Coverage of the neo-femoral artery using a proximal sartorius muscle flap: flap preparation (A) and final appearance after coverage (B).
On the seventh postoperative day, the patient was discharged in good general condition, with no evidence of infection, palpable right femoral pulses, and complete remission of symptoms. At the 6-month follow-up, CTA demonstrated patent femoral arteries without thrombus or right inguinal hematoma, and complete tissue healing (Figure 6).
Clinical appearance (A) and 3D CTA reconstruction (B) 1 month after surgery.
Following TAVI, vascular complications are a major cause of morbidity and mortality and are also associated with increased healthcare costs and reduced quality of life. The most common complications involve the iliofemoral artery pathway.11 Graft infection can result from surgical site infection, a well-known complication of peripheral arterial reconstructive surgery. Although relatively uncommon,12 graft infection is associated with very high rates of amputation and mortality (52% and 58%, respectively), with a major impact on the outcome of revascularization procedures.12,13
In a study by Lee et al.,13 292 out of 317 patients underwent femoral endarterectomy. Groin infections occurred in 19.6% of cases: 6.3% developed deep infections extending into muscle and fascia, and 13.2% developed superficial infections. The median time to diagnosis was 17.5 days after surgery. Reported risk factors included diabetes mellitus, coronary artery disease, congestive heart failure, and chronic kidney disease, whereas current smoking was less prevalent among affected patients. Amputation and 30-day mortality rates in patients with groin infections were 11.3% and 6.5%, respectively.13 Although the current trend in the literature favors graft preservation through negative-pressure wound therapy, with or without muscle flap coverage,14,15 autologous material should be used whenever possible for lower limb revascularization.

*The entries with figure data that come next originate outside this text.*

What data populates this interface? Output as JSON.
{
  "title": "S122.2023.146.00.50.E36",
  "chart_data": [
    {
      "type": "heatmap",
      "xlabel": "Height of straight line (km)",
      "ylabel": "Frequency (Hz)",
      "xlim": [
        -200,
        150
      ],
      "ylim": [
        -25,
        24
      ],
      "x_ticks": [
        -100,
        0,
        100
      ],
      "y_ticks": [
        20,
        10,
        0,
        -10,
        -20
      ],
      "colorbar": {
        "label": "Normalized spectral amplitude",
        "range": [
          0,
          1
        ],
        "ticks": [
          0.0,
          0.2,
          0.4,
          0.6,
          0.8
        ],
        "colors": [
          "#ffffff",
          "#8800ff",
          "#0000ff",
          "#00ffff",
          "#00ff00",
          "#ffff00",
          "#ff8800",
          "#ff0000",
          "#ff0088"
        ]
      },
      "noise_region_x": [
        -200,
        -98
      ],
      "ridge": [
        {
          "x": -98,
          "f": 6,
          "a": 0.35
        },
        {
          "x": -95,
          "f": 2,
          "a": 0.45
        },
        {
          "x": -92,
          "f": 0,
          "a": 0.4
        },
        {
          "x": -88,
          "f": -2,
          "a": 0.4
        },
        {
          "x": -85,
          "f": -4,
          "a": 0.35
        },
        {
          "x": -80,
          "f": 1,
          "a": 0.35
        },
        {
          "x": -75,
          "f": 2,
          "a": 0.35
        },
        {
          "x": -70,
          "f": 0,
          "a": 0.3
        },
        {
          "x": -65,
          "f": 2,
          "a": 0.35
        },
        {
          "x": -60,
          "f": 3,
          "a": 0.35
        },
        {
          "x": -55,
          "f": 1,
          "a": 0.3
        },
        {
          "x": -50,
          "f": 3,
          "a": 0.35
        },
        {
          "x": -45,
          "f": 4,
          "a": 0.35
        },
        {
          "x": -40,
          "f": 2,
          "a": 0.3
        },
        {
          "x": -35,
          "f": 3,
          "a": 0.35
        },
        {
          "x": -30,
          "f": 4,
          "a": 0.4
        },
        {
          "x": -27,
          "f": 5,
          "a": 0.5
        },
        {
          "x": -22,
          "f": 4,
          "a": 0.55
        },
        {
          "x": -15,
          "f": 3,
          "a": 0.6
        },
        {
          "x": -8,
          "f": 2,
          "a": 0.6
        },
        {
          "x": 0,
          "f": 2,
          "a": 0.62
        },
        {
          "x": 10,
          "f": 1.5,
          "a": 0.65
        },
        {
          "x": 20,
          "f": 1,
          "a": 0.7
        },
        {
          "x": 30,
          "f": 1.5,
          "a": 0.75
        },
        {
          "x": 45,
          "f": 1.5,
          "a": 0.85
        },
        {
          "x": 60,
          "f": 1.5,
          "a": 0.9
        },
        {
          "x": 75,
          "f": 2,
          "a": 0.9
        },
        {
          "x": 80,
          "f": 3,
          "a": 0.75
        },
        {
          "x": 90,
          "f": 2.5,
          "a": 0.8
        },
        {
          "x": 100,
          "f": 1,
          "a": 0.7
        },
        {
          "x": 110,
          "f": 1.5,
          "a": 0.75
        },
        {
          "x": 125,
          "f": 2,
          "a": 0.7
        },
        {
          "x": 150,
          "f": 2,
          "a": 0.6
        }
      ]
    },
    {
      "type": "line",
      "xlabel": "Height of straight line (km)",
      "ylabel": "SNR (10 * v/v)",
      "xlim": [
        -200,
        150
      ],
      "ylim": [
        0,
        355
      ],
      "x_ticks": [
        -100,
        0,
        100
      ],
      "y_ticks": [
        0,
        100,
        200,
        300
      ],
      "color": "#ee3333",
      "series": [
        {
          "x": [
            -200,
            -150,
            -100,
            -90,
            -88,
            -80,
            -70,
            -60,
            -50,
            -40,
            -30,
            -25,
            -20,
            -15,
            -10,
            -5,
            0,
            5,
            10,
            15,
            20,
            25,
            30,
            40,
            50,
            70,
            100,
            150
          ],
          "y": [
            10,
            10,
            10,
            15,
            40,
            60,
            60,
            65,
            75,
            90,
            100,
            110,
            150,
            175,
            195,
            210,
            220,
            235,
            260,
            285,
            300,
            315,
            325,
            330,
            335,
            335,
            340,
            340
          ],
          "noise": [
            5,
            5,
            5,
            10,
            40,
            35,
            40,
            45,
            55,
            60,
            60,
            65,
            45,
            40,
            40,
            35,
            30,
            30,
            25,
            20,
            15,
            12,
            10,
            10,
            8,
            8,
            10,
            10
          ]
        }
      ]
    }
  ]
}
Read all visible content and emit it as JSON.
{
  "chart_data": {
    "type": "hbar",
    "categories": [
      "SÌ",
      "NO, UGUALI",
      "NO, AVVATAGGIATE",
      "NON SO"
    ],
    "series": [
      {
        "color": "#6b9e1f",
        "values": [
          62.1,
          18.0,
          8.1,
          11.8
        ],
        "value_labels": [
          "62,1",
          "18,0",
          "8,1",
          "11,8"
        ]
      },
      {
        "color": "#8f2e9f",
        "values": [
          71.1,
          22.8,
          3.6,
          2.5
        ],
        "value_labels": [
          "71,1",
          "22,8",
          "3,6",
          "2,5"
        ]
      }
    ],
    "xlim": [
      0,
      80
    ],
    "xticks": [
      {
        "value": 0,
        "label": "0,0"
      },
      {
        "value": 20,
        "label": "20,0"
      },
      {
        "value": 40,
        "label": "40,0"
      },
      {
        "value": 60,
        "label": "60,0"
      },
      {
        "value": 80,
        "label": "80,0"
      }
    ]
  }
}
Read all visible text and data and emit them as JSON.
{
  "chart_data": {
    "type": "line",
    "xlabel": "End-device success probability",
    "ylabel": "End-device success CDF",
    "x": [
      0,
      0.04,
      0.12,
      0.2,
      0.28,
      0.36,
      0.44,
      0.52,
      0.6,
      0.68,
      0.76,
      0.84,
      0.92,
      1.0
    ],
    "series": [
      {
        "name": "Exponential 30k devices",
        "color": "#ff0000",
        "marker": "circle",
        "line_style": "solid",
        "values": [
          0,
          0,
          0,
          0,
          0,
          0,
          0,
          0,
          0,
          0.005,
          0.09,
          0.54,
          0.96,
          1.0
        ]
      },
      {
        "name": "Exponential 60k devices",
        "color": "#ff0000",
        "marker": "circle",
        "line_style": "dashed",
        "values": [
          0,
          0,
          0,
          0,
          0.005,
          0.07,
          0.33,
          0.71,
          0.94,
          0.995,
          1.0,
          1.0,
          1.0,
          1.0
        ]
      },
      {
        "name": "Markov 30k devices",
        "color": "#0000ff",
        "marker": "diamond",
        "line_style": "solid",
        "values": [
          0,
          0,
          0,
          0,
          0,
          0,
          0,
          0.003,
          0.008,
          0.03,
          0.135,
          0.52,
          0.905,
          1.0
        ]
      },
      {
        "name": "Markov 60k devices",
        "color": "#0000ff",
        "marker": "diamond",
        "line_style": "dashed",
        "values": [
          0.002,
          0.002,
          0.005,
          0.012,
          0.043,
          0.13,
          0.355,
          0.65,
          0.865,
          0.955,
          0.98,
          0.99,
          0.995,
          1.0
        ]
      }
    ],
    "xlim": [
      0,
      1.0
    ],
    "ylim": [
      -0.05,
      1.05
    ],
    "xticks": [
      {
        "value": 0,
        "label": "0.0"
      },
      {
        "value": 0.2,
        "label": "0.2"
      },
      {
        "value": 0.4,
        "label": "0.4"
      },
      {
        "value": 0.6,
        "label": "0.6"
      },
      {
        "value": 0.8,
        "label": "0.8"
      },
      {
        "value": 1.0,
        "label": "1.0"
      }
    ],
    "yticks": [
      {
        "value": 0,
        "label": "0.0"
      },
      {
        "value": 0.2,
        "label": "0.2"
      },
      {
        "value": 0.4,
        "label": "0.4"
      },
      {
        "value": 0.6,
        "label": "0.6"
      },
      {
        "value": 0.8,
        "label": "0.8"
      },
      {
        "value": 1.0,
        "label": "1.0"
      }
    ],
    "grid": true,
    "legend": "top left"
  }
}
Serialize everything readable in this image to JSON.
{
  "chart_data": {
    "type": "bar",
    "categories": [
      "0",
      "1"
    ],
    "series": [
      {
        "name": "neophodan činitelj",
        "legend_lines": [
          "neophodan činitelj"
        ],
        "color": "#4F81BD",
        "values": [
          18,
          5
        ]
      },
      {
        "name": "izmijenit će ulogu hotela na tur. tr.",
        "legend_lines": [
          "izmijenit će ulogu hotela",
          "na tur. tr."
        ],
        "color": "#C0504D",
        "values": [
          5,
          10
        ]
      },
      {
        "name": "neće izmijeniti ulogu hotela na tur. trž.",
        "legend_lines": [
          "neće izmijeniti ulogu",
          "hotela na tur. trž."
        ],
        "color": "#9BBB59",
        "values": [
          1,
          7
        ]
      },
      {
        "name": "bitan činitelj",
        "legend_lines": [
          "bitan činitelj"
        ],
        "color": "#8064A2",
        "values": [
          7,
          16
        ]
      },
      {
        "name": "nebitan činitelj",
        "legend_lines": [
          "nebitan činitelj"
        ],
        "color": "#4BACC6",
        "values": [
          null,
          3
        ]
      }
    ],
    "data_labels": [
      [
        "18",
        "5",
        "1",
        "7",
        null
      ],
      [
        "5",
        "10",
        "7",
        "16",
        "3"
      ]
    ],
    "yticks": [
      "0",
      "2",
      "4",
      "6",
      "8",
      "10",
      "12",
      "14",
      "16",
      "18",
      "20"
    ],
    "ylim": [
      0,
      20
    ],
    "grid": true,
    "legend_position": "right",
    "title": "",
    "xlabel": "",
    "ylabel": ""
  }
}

We strongly recommend the use of any available vein, such as the superficial femoral vein, to achieve favorable mid- and long-term outcomes.
Regarding the use of autologous vein grafts in arterial reconstruction after open surgery and infection of synthetic grafts or patches, the femoropopliteal vein is the most frequently used option.16,17,18,19,20,21,22 In a study by Dorsweiler et al.,16 which analyzed 19 femoral artery reconstructions utilizing femoral vein grafts, a patency rate of 87%, limb salvage rate of 93%, and a reintervention-free rate of 81% were reported. In addition, Beck et al.18 observed that smaller graft size, a history of coronary artery disease, and smoking were associated with stenosis of the femoropopliteal vein. Similar findings were documented by Daenens et al.19 and Gibbons et al.21 In the present case, due to the smaller diameters of the femoral arteries, we opted to use the great saphenous vein to fashion a bifurcated graft. Similarly, Tsunekawa et al.23 reported excellent one-year outcomes after carotid artery reconstruction with an autologous bifurcated saphenous vein graft.
This case illustrates the challenges of vascular reconstruction using a Y-shaped graft fashioned from two GSV segments in an elderly patient with multiple comorbidities and a history of infected prosthetic patches. Despite advanced age, frailty, and significant cardiovascular risk, a tailored surgical approach, including extensive debridement, autologous reconstruction, and sartorius muscle flap coverage, achieved successful short-term outcomes. At 6 months, the patient demonstrated complete wound healing, patent grafts, restored blood flow, and no signs of infection, underscoring the value of individualized vascular surgery even in high-risk elderly patients.